Phoenix nach Abwurf vom Schwerlasthubschrauber und geglücktem automatischen Landeanflug im Mai 2004 in Schweden (Bild: EADS)
Phoenix nach Abwurf vom Schwerlasthubschrauber und geglücktem automatischen Landeanflug im Mai 2004 in Schweden (Bild: EADS)
Beim Bremer Phoenix-Flugmodell, einer rund 1.200 Kilogramm schweren Aluminiumkonstruktion, sind die Trag- und Steuerungsflächen mit einer Spannweite von 3,9 Metern so klein wie möglich gehalten. Phoenix ist - im Gegensatz zum nun in Auftrag gegebenen ATV - ein rein deutsches Projekt, mit dem die Position Deutschlands in der europäischen Raumfahrt gestärkt werden soll.

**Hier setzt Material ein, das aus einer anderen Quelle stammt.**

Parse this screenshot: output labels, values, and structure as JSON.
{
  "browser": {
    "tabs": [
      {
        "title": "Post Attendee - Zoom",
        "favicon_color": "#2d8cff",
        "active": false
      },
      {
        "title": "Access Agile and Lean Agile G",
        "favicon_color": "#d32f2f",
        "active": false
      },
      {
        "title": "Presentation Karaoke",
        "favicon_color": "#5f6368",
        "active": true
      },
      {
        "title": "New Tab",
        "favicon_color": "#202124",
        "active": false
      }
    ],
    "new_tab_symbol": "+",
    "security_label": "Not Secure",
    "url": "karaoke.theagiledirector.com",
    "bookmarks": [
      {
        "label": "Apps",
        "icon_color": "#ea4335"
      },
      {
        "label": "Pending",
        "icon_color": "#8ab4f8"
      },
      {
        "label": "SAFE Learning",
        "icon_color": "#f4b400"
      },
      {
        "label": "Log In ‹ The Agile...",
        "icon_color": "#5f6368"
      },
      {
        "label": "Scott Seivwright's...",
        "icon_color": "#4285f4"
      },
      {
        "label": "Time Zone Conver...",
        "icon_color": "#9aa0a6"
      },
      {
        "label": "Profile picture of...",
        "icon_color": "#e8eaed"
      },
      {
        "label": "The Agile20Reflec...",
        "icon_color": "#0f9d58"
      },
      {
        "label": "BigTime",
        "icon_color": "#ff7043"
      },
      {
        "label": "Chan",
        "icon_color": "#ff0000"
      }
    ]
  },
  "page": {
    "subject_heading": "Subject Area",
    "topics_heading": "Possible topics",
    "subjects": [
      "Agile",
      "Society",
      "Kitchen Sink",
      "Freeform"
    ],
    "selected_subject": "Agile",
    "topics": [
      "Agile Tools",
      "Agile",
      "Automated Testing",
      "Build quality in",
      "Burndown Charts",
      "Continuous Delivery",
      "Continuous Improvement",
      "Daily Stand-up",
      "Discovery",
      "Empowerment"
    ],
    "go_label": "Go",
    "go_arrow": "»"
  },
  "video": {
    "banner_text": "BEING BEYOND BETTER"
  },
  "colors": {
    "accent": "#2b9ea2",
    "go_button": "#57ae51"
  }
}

Ziel der bereits laufenden Phoenix-Flugerprobung sind Erkenntnisse über das Verhalten des Fluggeräts während eines steilen Landeanflugs und dem automatischen Aufsetzen auf der Erde. Sollte sich die ESA auf Basis der Phoenix-Ergebnisse für das Konzept Hopper entscheiden, könnte das Fluggerät ab dem Jahr 2020 einsatzbereit sein.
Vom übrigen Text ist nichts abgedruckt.